The evidence for Peter’s wife being dead hinges on her absence in the Bible. If he’s married, where is his wife? Why isn’t she there? At minimum, she ought to be with her sick mother, right? Fair point. Unfortunately, it also has to contend with the 1 Corinthians reference. I regularly found the attempts to dismiss that passage clumsy. Some commentators said that “wife” didn’t actually mean wife in that context. Whenever I hear someone try to get clever with translations, I settle the matter by looking at the different translations in the most popular Bibles. NIV? Wife. NRSV? Wife. ESV? Wife. NASV? Wife. You get the picture. The lone outlier is the King James Version, which says “a sister, a wife,” which still comes across to me as a Shakespearean attempt to say “a sister in the faith aka a believing wife” given the context. In any case, I’ll take the legion of Bible translators that worked on all these versions over lone wolves that swear they have better translation skills. But there’s still the big question, “If Peter is married, why are there so few references to his wife?” That’s something I can’t answer.
I suppose the evidence could lead in either direction, depending on how you think. It’s not like this is a hill anyone really needs to die on. Peter’s marital status is not doctrinally crucial. The Scriptures were not written to illuminate Peter’s love life.

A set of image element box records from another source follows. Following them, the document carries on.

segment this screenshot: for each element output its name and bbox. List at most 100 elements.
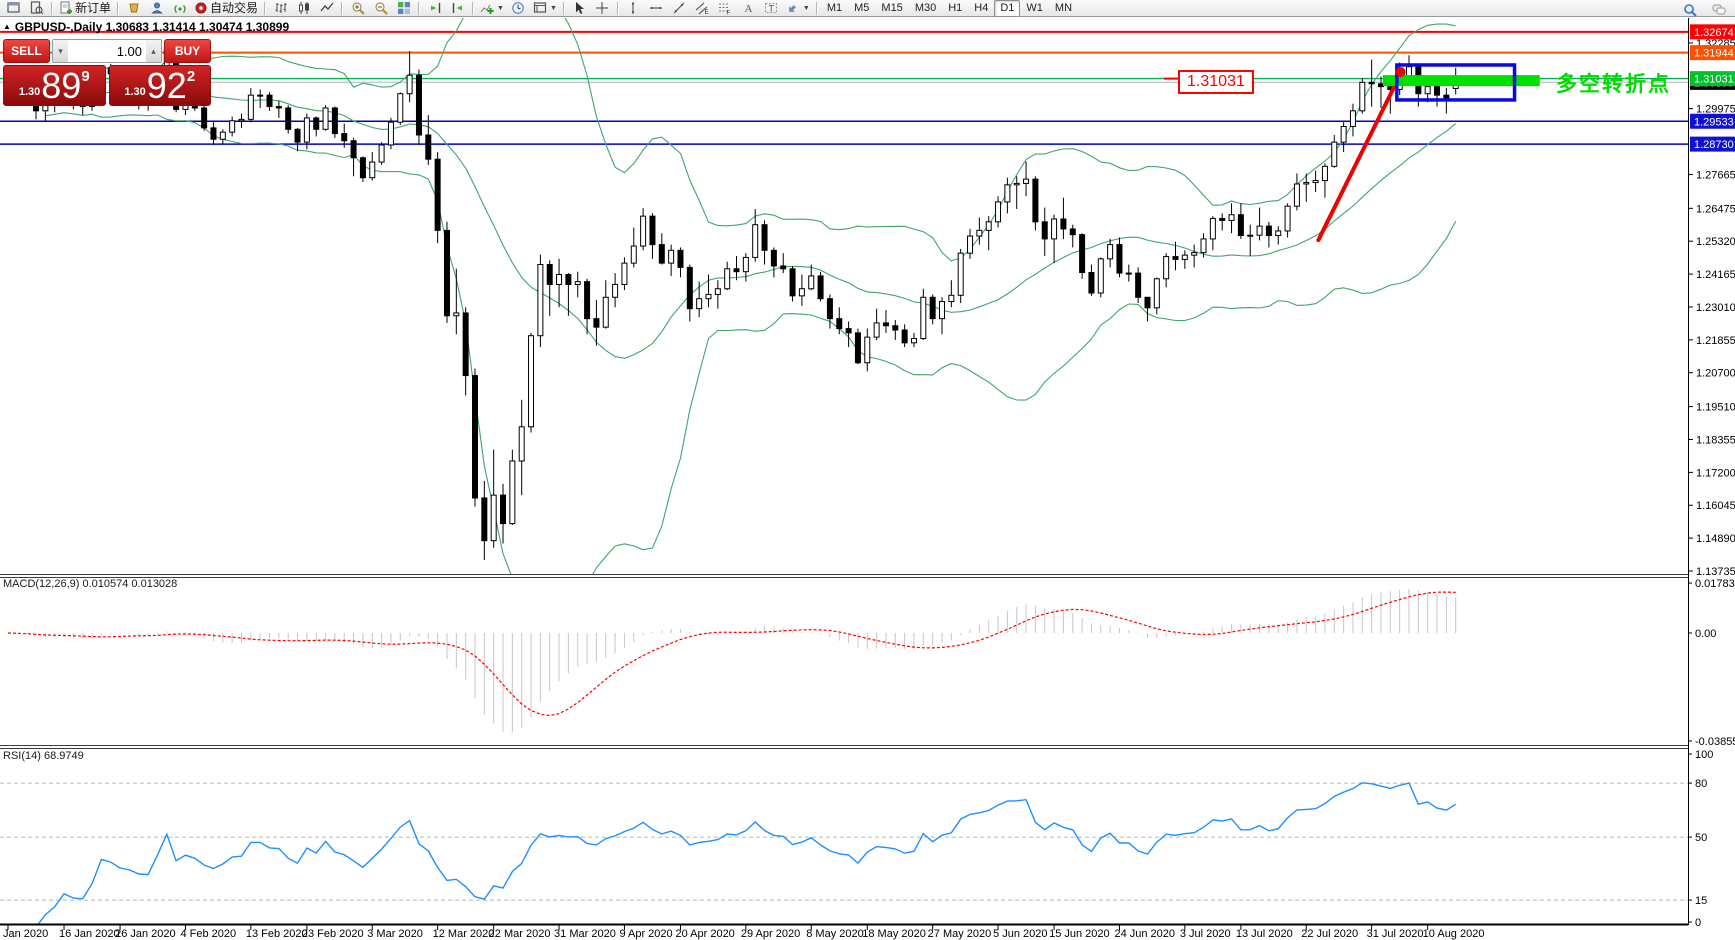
chart-window-icon-icon [6,1,21,15]
text-button[interactable]: A [737,0,760,17]
label-icon: T [764,1,778,15]
fibonacci-button[interactable]: F [714,0,737,17]
svg-text:16 Jan 2020: 16 Jan 2020 [59,928,120,940]
toolbar: 新订单 自动交易 ▼ ▼ E F A T ▼ M1 M5 M15 M30 H1 H4 D1 W1 MN [0,0,1735,17]
svg-text:31 Jul 2020: 31 Jul 2020 [1367,928,1424,940]
svg-text:3 Jul 2020: 3 Jul 2020 [1180,928,1231,940]
sell-price-display[interactable]: 1.30 89 9 [3,65,106,106]
rsi-panel [0,782,1688,924]
auto-scroll-button[interactable] [446,0,469,17]
svg-text:13 Jul 2020: 13 Jul 2020 [1236,928,1293,940]
svg-text:1.25320: 1.25320 [1696,236,1735,248]
timeframe-d1-button[interactable]: D1 [994,0,1021,17]
timeframe-mn-button[interactable]: MN [1054,1,1073,14]
svg-text:50: 50 [1695,832,1707,844]
buy-price-figure: 1.30 [124,86,146,98]
fibonacci-icon: F [718,1,732,15]
svg-text:E: E [705,10,709,15]
templates-button[interactable]: ▼ [530,0,560,17]
candlestick-chart-button[interactable] [292,0,315,17]
cursor-button[interactable] [568,0,591,17]
toolbar-separator [341,1,344,15]
green-band-annotation [1382,75,1540,87]
svg-text:1.31031: 1.31031 [1694,74,1734,86]
styles-icon[interactable] [122,0,145,17]
svg-text:A: A [745,3,753,15]
chevron-down-icon: ▼ [802,4,810,12]
svg-text:22 Jul 2020: 22 Jul 2020 [1301,928,1358,940]
new-order-button[interactable]: 新订单 [56,0,114,17]
timeframe-m30-button[interactable]: M30 [914,1,937,14]
label-button[interactable]: T [760,0,783,17]
svg-text:1.13735: 1.13735 [1696,566,1735,578]
toolbar-separator [616,1,619,15]
zoom-out-icon [374,1,388,15]
profile-icon[interactable] [145,0,168,17]
vertical-line-button[interactable] [622,0,645,17]
price-level-callout[interactable]: 1.31031 [1178,70,1254,94]
svg-text:1.14890: 1.14890 [1696,533,1735,545]
indicators-icon [480,1,494,15]
timeframe-w1-button[interactable]: W1 [1026,1,1043,14]
buy-price-pipette: 2 [186,68,196,85]
zoom-in-button[interactable] [346,0,369,17]
volume-decrease-button[interactable]: ▾ [53,40,68,62]
new-order-icon [59,1,73,15]
print-preview-icon[interactable] [25,0,48,17]
symbol-marker-icon: ▲ [3,22,11,31]
svg-text:4 Feb 2020: 4 Feb 2020 [180,928,236,940]
svg-text:T: T [769,4,775,14]
svg-text:F: F [727,11,731,16]
cursor-icon [572,1,586,15]
timeframe-h1-button[interactable]: H1 [948,1,963,14]
buy-button[interactable]: BUY [164,39,211,63]
auto-scroll-icon [451,1,465,15]
timeframe-m15-button[interactable]: M15 [881,1,903,14]
trendline-button[interactable] [668,0,691,17]
volume-increase-button[interactable]: ▴ [146,40,161,62]
horizontal-line-button[interactable] [645,0,668,17]
svg-text:8 May 2020: 8 May 2020 [806,928,863,940]
svg-text:1.26475: 1.26475 [1696,203,1735,215]
price-scale: 1.322851.299751.276651.264751.253201.241… [1688,24,1735,929]
svg-text:1.23010: 1.23010 [1696,302,1735,314]
sell-button[interactable]: SELL [3,39,50,63]
sell-price-figure: 1.30 [18,86,41,98]
auto-trading-button[interactable]: 自动交易 [191,0,261,17]
indicators-button[interactable]: ▼ [477,0,507,17]
svg-text:1.28730: 1.28730 [1694,139,1734,151]
rsi-indicator-label: RSI(14) 68.9749 [3,750,84,762]
chart-window-icon[interactable] [2,0,25,17]
sell-price-pipette: 9 [81,68,90,85]
zoom-out-button[interactable] [369,0,392,17]
trendline-icon [672,1,686,15]
bar-chart-icon [274,1,288,15]
volume-input[interactable] [68,40,146,62]
profile-icon-icon [150,1,164,15]
channel-button[interactable]: E [691,0,714,17]
timeframe-m5-button[interactable]: M5 [854,1,870,14]
svg-text:13 Feb 2020: 13 Feb 2020 [246,928,308,940]
timeframe-m1-button[interactable]: M1 [826,1,843,14]
chart-shift-button[interactable] [423,0,446,17]
text-icon: A [741,1,755,15]
bar-chart-button[interactable] [269,0,292,17]
vertical-line-icon [626,1,640,15]
toolbar-separator [562,1,565,15]
signals-icon[interactable] [168,0,191,17]
arrows-icon [786,1,800,15]
channel-icon: E [695,1,709,15]
line-chart-button[interactable] [315,0,338,17]
buy-price-display[interactable]: 1.30 92 2 [108,65,211,106]
crosshair-button[interactable] [591,0,614,17]
tile-windows-button[interactable] [392,0,415,17]
svg-text:0.00: 0.00 [1695,628,1716,640]
timeframe-h4-button[interactable]: H4 [974,1,989,14]
arrows-button[interactable]: ▼ [783,0,813,17]
search-icon[interactable] [1678,1,1701,18]
chat-icon[interactable] [1707,1,1730,18]
periods-button[interactable] [507,0,530,17]
styles-icon-icon [127,1,141,15]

I stumbled down this whole rabbit hole last week after I found a reference to her in Martyrs Mirror (the Anabaptist martyr collection from last week’s entry). It portrayed her as an early martyr for the faith and illustrated the devotion to God that both of them had in their marriage. Personally? I love the idea. Not only is the evidence reasonable enough for my tastes, but I love the possibilities it brings to the table. It adds another woman in the apostolic era worthy of respect. It adds a married man among the disciples. They support each other in the faith, even through pain and suffering. I love it! Hopefully that excitement isn’t outweighing my logic. I totally acknowledge that the evidence is a little scarce for a figure as public as Peter. But even if I’m wrong and Peter was a widower, I think the story of Peter’s wife has so much to offer. It gives us a picture of a man that wasn’t just passionate about Jesus; he was someone who was alive! He lived! He loved! He lost! That is so human, and a human faith is one that grows deep roots in our souls. I hope that this little journey helps me share the story of the first generation of Christians in a more human way.